NumPy Histograms

Python Histogram Plotting: NumPy, Matplotlib, Pandas & Seaborn Joe Tatusko 04:23

So far, you’ve been working with what could best be called frequency tables. But mathematically, a histogram is a mapping of bins (intervals) to frequencies. More technically, it can be used to approximate the probability density function (PDF) of the underlying variable.

A true histogram first bins the range of values and then counts the number of values that fall into each bin. This is what NumPy’s histogram() does, and it’s the basis for other functions you’ll see here later in Python libraries such as Matplotlib and Pandas.

Consider a sample of floats drawn from the Laplace distribution. This distribution has fatter tails than a normal distribution and has two descriptive parameters (location and scale):

Python
      
        
      
    
>>> import numpy as np
>>> # `numpy.random` uses its own PRNG.
>>> np.random.seed(444)
>>> np.set_printoptions(precision=3)

>>> d = np.random.laplace(loc=15, scale=3, size=500)
>>> d[:5]
array([18.406, 18.087, 16.004, 16.221,  7.358])

In this case, you’re working with a continuous distribution, and it wouldn’t be very helpful to tally each float independently, down to the umpteenth decimal place. Instead, you can bin or bucket the data and count the observations that fall into each bin. The histogram is the resulting count of values within each bin.

00:00 To make actual histograms instead of frequency tables, you’ll need to define bins to collect your data points.
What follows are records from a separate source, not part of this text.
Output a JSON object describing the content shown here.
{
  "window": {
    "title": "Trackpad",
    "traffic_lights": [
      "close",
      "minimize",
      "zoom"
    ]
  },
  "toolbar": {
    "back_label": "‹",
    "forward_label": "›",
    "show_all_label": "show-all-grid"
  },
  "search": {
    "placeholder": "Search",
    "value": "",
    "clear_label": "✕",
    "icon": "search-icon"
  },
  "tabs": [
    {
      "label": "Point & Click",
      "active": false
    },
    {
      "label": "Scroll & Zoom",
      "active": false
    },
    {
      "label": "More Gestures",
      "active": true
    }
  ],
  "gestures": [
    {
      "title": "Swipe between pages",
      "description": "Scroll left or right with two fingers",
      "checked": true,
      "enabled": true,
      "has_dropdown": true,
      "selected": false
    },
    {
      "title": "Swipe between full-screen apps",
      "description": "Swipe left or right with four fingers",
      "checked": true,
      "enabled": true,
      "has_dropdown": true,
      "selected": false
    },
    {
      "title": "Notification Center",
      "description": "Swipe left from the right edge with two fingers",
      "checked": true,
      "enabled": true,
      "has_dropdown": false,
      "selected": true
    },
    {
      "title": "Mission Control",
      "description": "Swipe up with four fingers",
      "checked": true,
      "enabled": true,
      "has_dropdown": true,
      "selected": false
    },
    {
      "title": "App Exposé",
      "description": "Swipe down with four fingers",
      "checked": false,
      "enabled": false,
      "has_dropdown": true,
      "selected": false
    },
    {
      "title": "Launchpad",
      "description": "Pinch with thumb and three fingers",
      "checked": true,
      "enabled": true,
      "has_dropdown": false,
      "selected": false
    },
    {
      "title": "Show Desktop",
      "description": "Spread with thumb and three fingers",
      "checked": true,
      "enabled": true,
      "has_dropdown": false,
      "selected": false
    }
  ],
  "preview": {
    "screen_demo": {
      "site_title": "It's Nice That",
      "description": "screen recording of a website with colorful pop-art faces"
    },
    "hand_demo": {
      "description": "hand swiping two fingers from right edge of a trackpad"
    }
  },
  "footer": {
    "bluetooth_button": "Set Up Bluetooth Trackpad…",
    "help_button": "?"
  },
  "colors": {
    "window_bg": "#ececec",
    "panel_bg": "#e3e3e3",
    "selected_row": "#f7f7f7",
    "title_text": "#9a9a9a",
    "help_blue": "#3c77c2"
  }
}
Bins are simply upper and lower limits that count how many points fall into their range. To make this a bit clearer, we’re going to generate a set of random data using NumPy.

00:17 Go ahead and import numpy as np. And to make sure you get the same values as I do, because NumPy has its own random number generator, you can set a seed here, which this time do 444.
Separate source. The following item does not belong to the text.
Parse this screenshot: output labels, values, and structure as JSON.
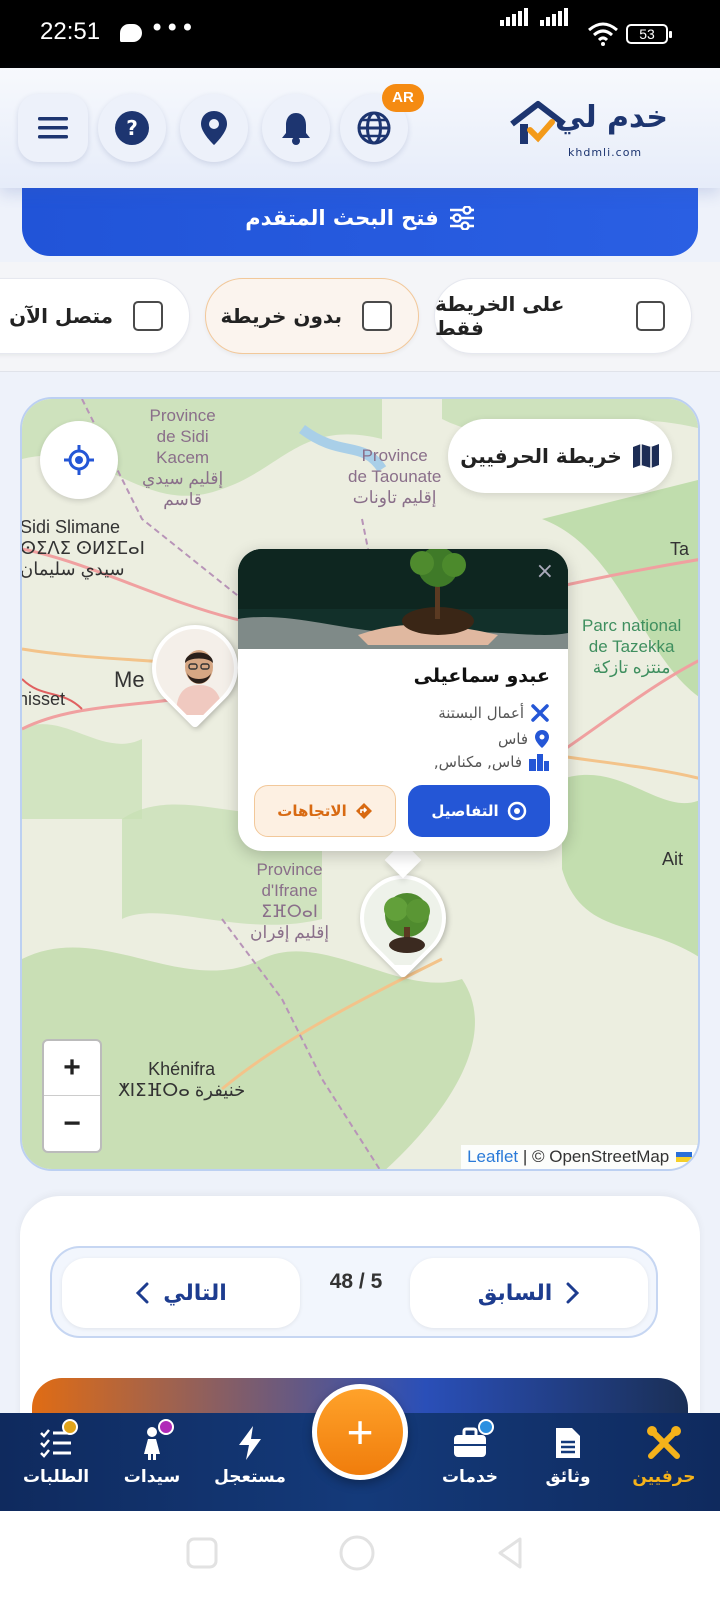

00:35 And to make sure things are easily viewable, you can also set a print option to set the precision to something like 3 decimal points. Okay.

00:48 Now go ahead and make a list using NumPy’s random, and you’re going to make a Laplace distribution. And set the loc (location) equal to 15, the scale to 3, and generate 500 data points. And to see what this looks like, you can go ahead and print.